Time sheets while Balducci was jails director show her reporting eight-hour work days about 50 times over three years even though she attended either Sound Transit or PSRC meetings on those days. About 15 times she attended both meetings on the same day, missing as many as four hours of work.

Only in the last six months at the county did Balducci take leave or vacation time to attend the outside meetings.

“I think the public would have concerns about that,” Hague said.

Balducci said she was a salaried employee who worked long hours, including evenings and weekends, overseeing more than 900 employees and a $125 million budget and being on-call 24/7 for jail emergencies.

“It was a big, serious job,” said Balducci. “I have no doubt that I worked more than enough to earn my hours.”

Hague, who like Balducci lives in Bellevue, had a highly publicized DUI arrest in 2007 (reduced to reckless driving) and admitted to falsely claiming a college degree that she had not earned. She attracted three opponents for her last re-election bid in 2011, but won in the general election over a little-known candidate, attorney Richard Mitchell, with 54 percent of the vote.

Hague is again showing the strength of incumbency. She’s raised more than $324,000 for the race, more than double Balducci’s $142,000. She’s also picked up endorsements from groups that traditionally back Democrats, including some labor unions and women’s organizations.

Colleague’s backing

Council colleague Larry Gossett, a Democrat, has also endorsed Hague. He said she reached out to him when both were first elected in 1993 and that over the years, she’s supported improved protections for domestic-violence victims, help for veterans and programs that keep people out jail while also protecting public safety.

Gossett credited Hague’s ability to “work in a bipartisan fashion to help the poor and working people of King County.”

Former State Attorney General Republican Rob McKenna, who served with Hague for 10 years on the County Council, also praised Hague for working across the aisle to find common ground. At the same time, he said, she’s remained attuned to what voters on the Eastside care about.

“The secret to Jane’s longevity is her diligence in paying attention to constituents’ needs and interests. She has not lost her enthusiasm for the work of the county council,” McKenna said.

Former Republican County Councilmember Bruce Laing, of Bellevue, said he admires Hague’s long and faithful service.
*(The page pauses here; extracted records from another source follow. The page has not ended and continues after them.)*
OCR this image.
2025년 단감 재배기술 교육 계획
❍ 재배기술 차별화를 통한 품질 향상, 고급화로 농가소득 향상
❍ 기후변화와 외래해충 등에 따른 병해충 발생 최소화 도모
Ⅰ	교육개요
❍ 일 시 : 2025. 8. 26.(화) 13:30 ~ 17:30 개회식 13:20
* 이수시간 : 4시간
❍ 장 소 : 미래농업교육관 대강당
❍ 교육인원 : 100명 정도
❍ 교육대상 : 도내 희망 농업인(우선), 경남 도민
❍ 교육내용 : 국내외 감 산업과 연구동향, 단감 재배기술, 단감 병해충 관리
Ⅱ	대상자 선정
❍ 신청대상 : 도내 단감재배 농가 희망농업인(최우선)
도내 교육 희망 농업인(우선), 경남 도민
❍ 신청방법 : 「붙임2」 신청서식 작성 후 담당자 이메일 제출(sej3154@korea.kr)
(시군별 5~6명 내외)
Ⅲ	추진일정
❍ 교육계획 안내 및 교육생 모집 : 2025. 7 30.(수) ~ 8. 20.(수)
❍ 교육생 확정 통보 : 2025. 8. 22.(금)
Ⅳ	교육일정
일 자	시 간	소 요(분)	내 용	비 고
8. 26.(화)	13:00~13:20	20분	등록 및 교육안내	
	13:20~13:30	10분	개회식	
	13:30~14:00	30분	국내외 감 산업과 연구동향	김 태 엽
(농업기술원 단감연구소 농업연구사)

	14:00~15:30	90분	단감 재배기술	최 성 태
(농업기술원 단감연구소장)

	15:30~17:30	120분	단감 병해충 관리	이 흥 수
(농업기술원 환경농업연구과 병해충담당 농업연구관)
But he’s supporting Balducci.

“If it hadn’t been for Claudia, I’m not sure we’d have light rail coming to the Eastside. Jane wasn’t an obstructionist, but she wasn’t a big promoter, either,” said Laing, an early supporter of a regional transit authority who took on Bellevue businessman Kemper Freeman in the battle over light rail.

Laing said he doesn’t want to pass up the opportunity for a quality candidate willing to tackle tough issues.

“My feeling is it’s time to change.”

State Sen. Cyrus Habib, D-Kirkland, also praised Balducci for getting a “NIMBY” Bellevue City Council to support an East Link light-rail extension. Over the past 10 years, he said, she built community support, helped elect more centrist council members, found a route that aligned with planned growth through the Eastside, and led the city’s negotiations for a revised deal with Sound Transit that saved Bellevue more than $60 million on a downtown tunnel.

One of the big payoffs, Habib said, was the announcement in June that Microsoft, the University of Washington and Bellevue would partner with a prestigious Chinese university to open a graduate institute in Bellevue’s Spring District, He said the partnership would be inconceivable without light rail.

“I can’t overstate Claudia’s role in getting Bellevue to where it needs to be. She did it,” said Habib.

In other County Council races, State Sen. Jeanne Kohl-Welles, D-Seattle, is running for the open seat being vacated by Larry Phillips, who is retiring after 23 years. Kohl-Welles’ challenger, Rufe Orr, has raised no money for the race.

Two other Democrats up for re-election, Gossett and Joe McDermott, are unopposed.